Arthur bought a tombstone a while back in order to save money and the salesman assured him that he would most likely be dead by 2000, so he pre-printed the “19” on the tombstone so that they would only have to fill out the end of the year. Fast forward to 1999 and Arthur finds out he has 8 months to die or else his tombstone will go to waste. This clip is a succinct enough clip to teach about sunk costs since the price of the tombstone has already been paid and Arthur wouldn’t be able to get his money back.
A few years back there was a popular video of a human powered ferris wheel in India. I use that clip to talk about labor abundance in the Heckscher–Ohlin model of trade since India is so labor-abundant. Earlier we came across this fantastic video of a construction site in Thailand (another labor rich country).

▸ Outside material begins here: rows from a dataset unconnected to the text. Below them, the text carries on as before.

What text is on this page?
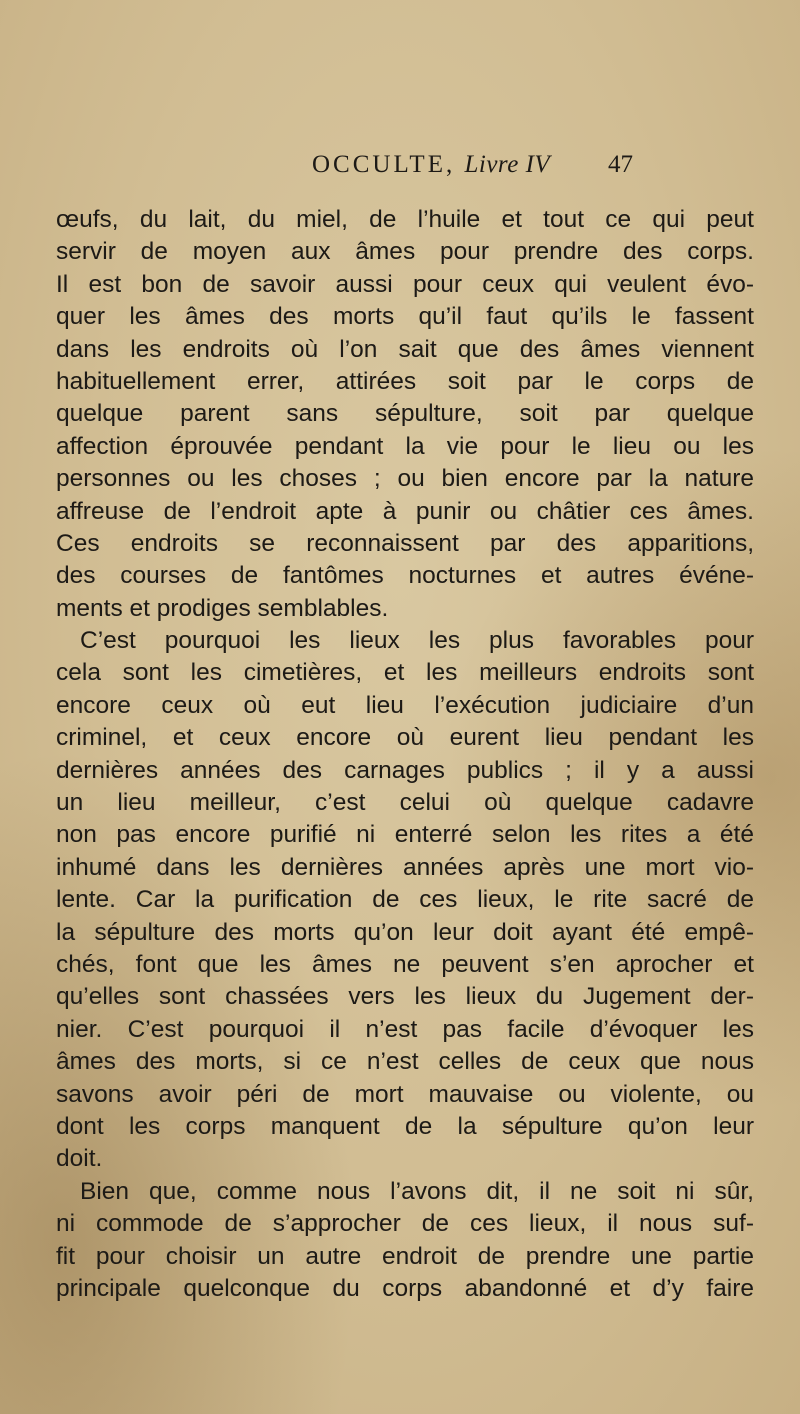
OCCULTE, Livre IV 47
œufs, du lait, du miel, de l’huile et tout ce qui peut
servir de moyen aux âmes pour prendre des corps.
Il est bon de savoir aussi pour ceux qui veulent évo-
quer les âmes des morts qu’il faut qu’ils le fassent
dans les endroits où l’on sait que des âmes viennent
habituellement errer, attirées soit par le corps de
quelque parent sans sépulture, soit par quelque
affection éprouvée pendant la vie pour le lieu ou les
personnes ou les choses ; ou bien encore par la nature
affreuse de l’endroit apte à punir ou châtier ces âmes.
Ces endroits se reconnaissent par des apparitions,
des courses de fantômes nocturnes et autres événe-
ments et prodiges semblables.
C’est pourquoi les lieux les plus favorables pour
cela sont les cimetières, et les meilleurs endroits sont
encore ceux où eut lieu l’exécution judiciaire d’un
criminel, et ceux encore où eurent lieu pendant les
dernières années des carnages publics ; il y a aussi
un lieu meilleur, c’est celui où quelque cadavre
non pas encore purifié ni enterré selon les rites a été
inhumé dans les dernières années après une mort vio-
lente. Car la purification de ces lieux, le rite sacré de
la sépulture des morts qu’on leur doit ayant été empê-
chés, font que les âmes ne peuvent s’en aprocher et
qu’elles sont chassées vers les lieux du Jugement der-
nier. C’est pourquoi il n’est pas facile d’évoquer les
âmes des morts, si ce n’est celles de ceux que nous
savons avoir péri de mort mauvaise ou violente, ou
dont les corps manquent de la sépulture qu’on leur
doit.
Bien que, comme nous l’avons dit, il ne soit ni sûr,
ni commode de s’approcher de ces lieux, il nous suf-
fit pour choisir un autre endroit de prendre une partie
principale quelconque du corps abandonné et d’y faire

For small construction jobs, the workers will use manpower (literally) instead of machines to drive piles into the ground. This clip could also be used in a labor economics setting if you’re talking about substitutes in production. Either way, this is a fun-video for class with a pretty nice beat from the tambourine-wielding foreman.
One way that companies can reduce supply without customers realizing it is by changing the size of the packaging. This actually makes the per unit price higher, which matches with the theory of decreasing supply. This decrease in supply could come from changes in input prices or perhaps shifts in agricultural markets, like freezes in Florida and oranges.